Training and Testing of the EMA

The EMA was trained and tested within a leave-one-infant-out cross-validation. The parameters of the SVR (regularization, ε-insensitive loss and sigma/gamma in the radial basis function) were optimised in an internal 3-fold cross-validation38. A feature selection procedure was also performed (backward selection; a complete selection was performed and the number of features selected corresponded to the minimum MSE)39. Features were selected within each training iteration using a secondary 10-fold cross-validation and SVR optimisation was incorporated into this training step as a tertiary loop. At each stage of training, the target for optimisation was the minimisation of the MSE between the EMA and the PMA at the time of the EEG recording. SVR was implemented using a MATLAB port (9.0, Mathworks, Natick, MA, USA) of the LIBSVM toolbox38.
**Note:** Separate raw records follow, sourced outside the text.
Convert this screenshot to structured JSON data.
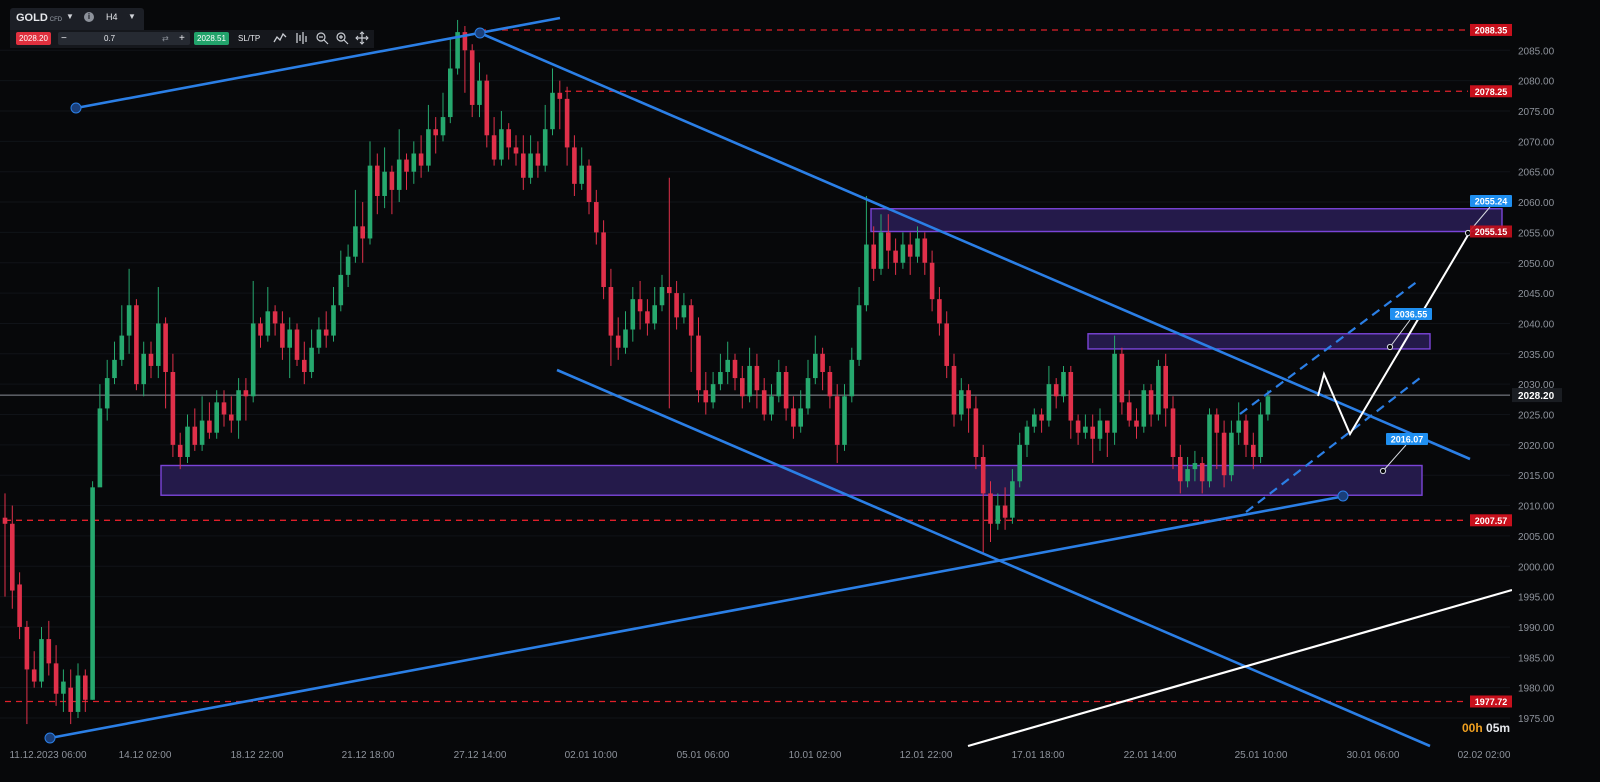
{
  "toolbar": {
    "symbol": "GOLD",
    "symbol_tag": "CFD",
    "timeframe": "H4",
    "bid_price": "2028.20",
    "ask_price": "2028.51",
    "quantity": "0.7",
    "minus_label": "−",
    "plus_label": "+",
    "sltp_label": "SL/TP",
    "icons": [
      "chart-type-icon",
      "indicators-icon",
      "zoom-out-icon",
      "zoom-in-icon",
      "crosshair-icon"
    ]
  },
  "countdown": {
    "hours": "00h",
    "minutes": "05m"
  },
  "colors": {
    "background": "#07080a",
    "bull": "#26a86e",
    "bear": "#e0304a",
    "trendline": "#2b7fe6",
    "level": "#e0202a",
    "zone_fill": "#241a4a",
    "zone_border": "#7a44d8",
    "projection": "#ffffff",
    "label_blue": "#1f8ff0",
    "label_red": "#c8101c"
  },
  "chart_data": {
    "type": "candlestick",
    "symbol": "GOLD",
    "timeframe": "H4",
    "ylim": [
      1972,
      2093
    ],
    "y_ticks": [
      1975.0,
      1980.0,
      1985.0,
      1990.0,
      1995.0,
      2000.0,
      2005.0,
      2010.0,
      2015.0,
      2020.0,
      2025.0,
      2030.0,
      2035.0,
      2040.0,
      2045.0,
      2050.0,
      2055.0,
      2060.0,
      2065.0,
      2070.0,
      2075.0,
      2080.0,
      2085.0
    ],
    "x_ticks": [
      "11.12.2023 06:00",
      "14.12 02:00",
      "18.12 22:00",
      "21.12 18:00",
      "27.12 14:00",
      "02.01 10:00",
      "05.01 06:00",
      "10.01 02:00",
      "12.01 22:00",
      "17.01 18:00",
      "22.01 14:00",
      "25.01 10:00",
      "30.01 06:00",
      "02.02 02:00"
    ],
    "current_price": 2028.2,
    "horizontal_levels": [
      2088.35,
      2078.25,
      2007.57,
      1977.72
    ],
    "zones": [
      {
        "from": 2055.15,
        "to": 2058.9
      },
      {
        "from": 2035.8,
        "to": 2038.3
      },
      {
        "from": 2011.7,
        "to": 2016.6
      }
    ],
    "target_labels": [
      2055.24,
      2036.55,
      2016.07
    ],
    "projection_path": [
      2028.5,
      2032.0,
      2021.8,
      2055.2
    ],
    "candles": [
      [
        2008,
        2007,
        2012,
        1995
      ],
      [
        2007,
        1996,
        2010,
        1993
      ],
      [
        1997,
        1990,
        1999,
        1988
      ],
      [
        1990,
        1983,
        1991,
        1974
      ],
      [
        1983,
        1981,
        1986,
        1980
      ],
      [
        1981,
        1988,
        1990,
        1980
      ],
      [
        1988,
        1984,
        1991,
        1982
      ],
      [
        1984,
        1979,
        1987,
        1977
      ],
      [
        1979,
        1981,
        1983,
        1976
      ],
      [
        1980,
        1976,
        1983,
        1974
      ],
      [
        1976,
        1982,
        1984,
        1975
      ],
      [
        1982,
        1978,
        1983,
        1976
      ],
      [
        1978,
        2013,
        2014,
        1978
      ],
      [
        2013,
        2026,
        2030,
        2025
      ],
      [
        2026,
        2031,
        2034,
        2024
      ],
      [
        2031,
        2034,
        2037,
        2030
      ],
      [
        2034,
        2038,
        2043,
        2033
      ],
      [
        2038,
        2043,
        2049,
        2035
      ],
      [
        2043,
        2030,
        2044,
        2029
      ],
      [
        2030,
        2035,
        2037,
        2028
      ],
      [
        2035,
        2033,
        2037,
        2031
      ],
      [
        2033,
        2040,
        2046,
        2031
      ],
      [
        2040,
        2032,
        2041,
        2026
      ],
      [
        2032,
        2020,
        2035,
        2018
      ],
      [
        2020,
        2018,
        2022,
        2016
      ],
      [
        2018,
        2023,
        2025,
        2017
      ],
      [
        2023,
        2020,
        2026,
        2019
      ],
      [
        2020,
        2024,
        2028,
        2019
      ],
      [
        2024,
        2022,
        2027,
        2021
      ],
      [
        2022,
        2027,
        2029,
        2021
      ],
      [
        2027,
        2025,
        2029,
        2023
      ],
      [
        2025,
        2024,
        2028,
        2022
      ],
      [
        2024,
        2029,
        2031,
        2021
      ],
      [
        2029,
        2028,
        2031,
        2024
      ],
      [
        2028,
        2040,
        2047,
        2027
      ],
      [
        2040,
        2038,
        2041,
        2036
      ],
      [
        2038,
        2042,
        2046,
        2037
      ],
      [
        2042,
        2040,
        2043,
        2038
      ],
      [
        2040,
        2036,
        2042,
        2034
      ],
      [
        2036,
        2039,
        2041,
        2031
      ],
      [
        2039,
        2034,
        2040,
        2033
      ],
      [
        2034,
        2032,
        2037,
        2030
      ],
      [
        2032,
        2036,
        2039,
        2031
      ],
      [
        2036,
        2039,
        2041,
        2035
      ],
      [
        2039,
        2038,
        2042,
        2036
      ],
      [
        2038,
        2043,
        2046,
        2037
      ],
      [
        2043,
        2048,
        2052,
        2042
      ],
      [
        2048,
        2051,
        2053,
        2046
      ],
      [
        2051,
        2056,
        2062,
        2050
      ],
      [
        2056,
        2054,
        2060,
        2050
      ],
      [
        2054,
        2066,
        2070,
        2053
      ],
      [
        2066,
        2061,
        2068,
        2058
      ],
      [
        2061,
        2065,
        2069,
        2059
      ],
      [
        2065,
        2062,
        2066,
        2058
      ],
      [
        2062,
        2067,
        2072,
        2060
      ],
      [
        2067,
        2065,
        2068,
        2062
      ],
      [
        2065,
        2068,
        2070,
        2063
      ],
      [
        2068,
        2066,
        2071,
        2064
      ],
      [
        2066,
        2072,
        2076,
        2065
      ],
      [
        2072,
        2071,
        2074,
        2068
      ],
      [
        2071,
        2074,
        2078,
        2070
      ],
      [
        2074,
        2082,
        2087,
        2073
      ],
      [
        2082,
        2088,
        2090,
        2081
      ],
      [
        2088,
        2085,
        2089,
        2078
      ],
      [
        2085,
        2076,
        2086,
        2074
      ],
      [
        2076,
        2080,
        2083,
        2074
      ],
      [
        2080,
        2071,
        2081,
        2069
      ],
      [
        2071,
        2067,
        2074,
        2066
      ],
      [
        2067,
        2072,
        2075,
        2066
      ],
      [
        2072,
        2069,
        2073,
        2067
      ],
      [
        2069,
        2068,
        2071,
        2066
      ],
      [
        2068,
        2064,
        2071,
        2062
      ],
      [
        2064,
        2068,
        2071,
        2063
      ],
      [
        2068,
        2066,
        2070,
        2064
      ],
      [
        2066,
        2072,
        2076,
        2065
      ],
      [
        2072,
        2078,
        2082,
        2071
      ],
      [
        2078,
        2077,
        2080,
        2072
      ],
      [
        2077,
        2069,
        2079,
        2066
      ],
      [
        2069,
        2063,
        2071,
        2061
      ],
      [
        2063,
        2066,
        2069,
        2062
      ],
      [
        2066,
        2060,
        2067,
        2058
      ],
      [
        2060,
        2055,
        2062,
        2053
      ],
      [
        2055,
        2046,
        2057,
        2044
      ],
      [
        2046,
        2038,
        2049,
        2033
      ],
      [
        2038,
        2036,
        2041,
        2034
      ],
      [
        2036,
        2039,
        2042,
        2035
      ],
      [
        2039,
        2044,
        2046,
        2037
      ],
      [
        2044,
        2042,
        2047,
        2039
      ],
      [
        2042,
        2040,
        2044,
        2038
      ],
      [
        2040,
        2043,
        2046,
        2039
      ],
      [
        2043,
        2046,
        2048,
        2042
      ],
      [
        2046,
        2045,
        2064,
        2026
      ],
      [
        2045,
        2041,
        2047,
        2039
      ],
      [
        2041,
        2043,
        2045,
        2040
      ],
      [
        2043,
        2038,
        2044,
        2032
      ],
      [
        2038,
        2029,
        2041,
        2027
      ],
      [
        2029,
        2027,
        2032,
        2025
      ],
      [
        2027,
        2030,
        2032,
        2026
      ],
      [
        2030,
        2032,
        2035,
        2029
      ],
      [
        2032,
        2034,
        2037,
        2030
      ],
      [
        2034,
        2031,
        2035,
        2029
      ],
      [
        2031,
        2028,
        2033,
        2026
      ],
      [
        2028,
        2033,
        2036,
        2027
      ],
      [
        2033,
        2029,
        2035,
        2026
      ],
      [
        2029,
        2025,
        2031,
        2024
      ],
      [
        2025,
        2028,
        2030,
        2024
      ],
      [
        2028,
        2032,
        2034,
        2027
      ],
      [
        2032,
        2026,
        2033,
        2024
      ],
      [
        2026,
        2023,
        2028,
        2021
      ],
      [
        2023,
        2026,
        2029,
        2022
      ],
      [
        2026,
        2031,
        2034,
        2025
      ],
      [
        2031,
        2035,
        2038,
        2030
      ],
      [
        2035,
        2032,
        2036,
        2029
      ],
      [
        2032,
        2028,
        2033,
        2026
      ],
      [
        2028,
        2020,
        2030,
        2017
      ],
      [
        2020,
        2028,
        2030,
        2019
      ],
      [
        2028,
        2034,
        2036,
        2027
      ],
      [
        2034,
        2043,
        2046,
        2033
      ],
      [
        2043,
        2053,
        2061,
        2042
      ],
      [
        2053,
        2049,
        2056,
        2047
      ],
      [
        2049,
        2055,
        2058,
        2048
      ],
      [
        2055,
        2052,
        2058,
        2049
      ],
      [
        2052,
        2050,
        2054,
        2048
      ],
      [
        2050,
        2053,
        2055,
        2049
      ],
      [
        2053,
        2051,
        2055,
        2048
      ],
      [
        2051,
        2054,
        2056,
        2050
      ],
      [
        2054,
        2050,
        2055,
        2048
      ],
      [
        2050,
        2044,
        2052,
        2042
      ],
      [
        2044,
        2040,
        2046,
        2038
      ],
      [
        2040,
        2033,
        2042,
        2031
      ],
      [
        2033,
        2025,
        2035,
        2023
      ],
      [
        2025,
        2029,
        2031,
        2024
      ],
      [
        2029,
        2026,
        2030,
        2022
      ],
      [
        2026,
        2018,
        2028,
        2016
      ],
      [
        2018,
        2012,
        2020,
        2002
      ],
      [
        2012,
        2007,
        2014,
        2004
      ],
      [
        2007,
        2010,
        2012,
        2006
      ],
      [
        2010,
        2008,
        2013,
        2006
      ],
      [
        2008,
        2014,
        2016,
        2007
      ],
      [
        2014,
        2020,
        2022,
        2013
      ],
      [
        2020,
        2023,
        2024,
        2018
      ],
      [
        2023,
        2025,
        2026,
        2022
      ],
      [
        2025,
        2024,
        2026,
        2022
      ],
      [
        2024,
        2030,
        2033,
        2023
      ],
      [
        2030,
        2028,
        2031,
        2026
      ],
      [
        2028,
        2032,
        2033,
        2027
      ],
      [
        2032,
        2024,
        2033,
        2021
      ],
      [
        2024,
        2022,
        2025,
        2020
      ],
      [
        2022,
        2023,
        2025,
        2021
      ],
      [
        2023,
        2021,
        2025,
        2017
      ],
      [
        2021,
        2024,
        2026,
        2019
      ],
      [
        2024,
        2022,
        2024,
        2018
      ],
      [
        2022,
        2035,
        2038,
        2020
      ],
      [
        2035,
        2027,
        2036,
        2025
      ],
      [
        2027,
        2024,
        2029,
        2023
      ],
      [
        2024,
        2023,
        2026,
        2021
      ],
      [
        2023,
        2029,
        2030,
        2022
      ],
      [
        2029,
        2025,
        2030,
        2023
      ],
      [
        2025,
        2033,
        2034,
        2024
      ],
      [
        2033,
        2026,
        2035,
        2023
      ],
      [
        2026,
        2018,
        2028,
        2016
      ],
      [
        2018,
        2014,
        2020,
        2012
      ],
      [
        2014,
        2016,
        2018,
        2013
      ],
      [
        2016,
        2017,
        2019,
        2014
      ],
      [
        2017,
        2014,
        2018,
        2012
      ],
      [
        2014,
        2025,
        2026,
        2013
      ],
      [
        2025,
        2022,
        2026,
        2016
      ],
      [
        2022,
        2015,
        2024,
        2013
      ],
      [
        2015,
        2022,
        2024,
        2014
      ],
      [
        2022,
        2024,
        2027,
        2020
      ],
      [
        2024,
        2020,
        2025,
        2018
      ],
      [
        2020,
        2018,
        2022,
        2016
      ],
      [
        2018,
        2025,
        2027,
        2017
      ],
      [
        2025,
        2028,
        2029,
        2024
      ]
    ]
  }
}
The ability of the EMA to track development using serial EEG recordings was evaluated using a linear mixed model for repeated measures. The rate of change of EMA over time was assumed to be a fixed effect and the intercept or offset was assumed to be a random effect due to inter-subject variability in maturation and date of conception. The correlation coefficient and the percentage of repeated measures with an increasing EMA with PMA were used as the summary measure of performance. The error between EMA and PMA were also estimated using a range of measures: bias, mean squared error, and standard deviation (expressed as days and percentage) between the EMA and PMA37. The association between individual EEG features and PMA was also evaluated using SVR and leave-one-out cross-validation. Values were estimated on the mean value of 1 h epochs extracted from the same EEG recording.

The effect of reducing the number of recording electrodes in the EEG montage was also assessed. This may be needed ad hoc as streamlined EEG recording with a lower (typically four) electrode number is part of current NICU practice23.

Differences between EMA estimators were tested using a Mann-Whitney Signed Rank test for paired data where a sample was an EEG recording. A p-value less than 0.05 was deemed significant and all tests were two-sided.

Data Availability

The raw EEG data analysed during the current study are not publicly available due to ethical restrictions. All data generated from the raw EEG data (i.e. the features used) are included in the Supplementary Information files.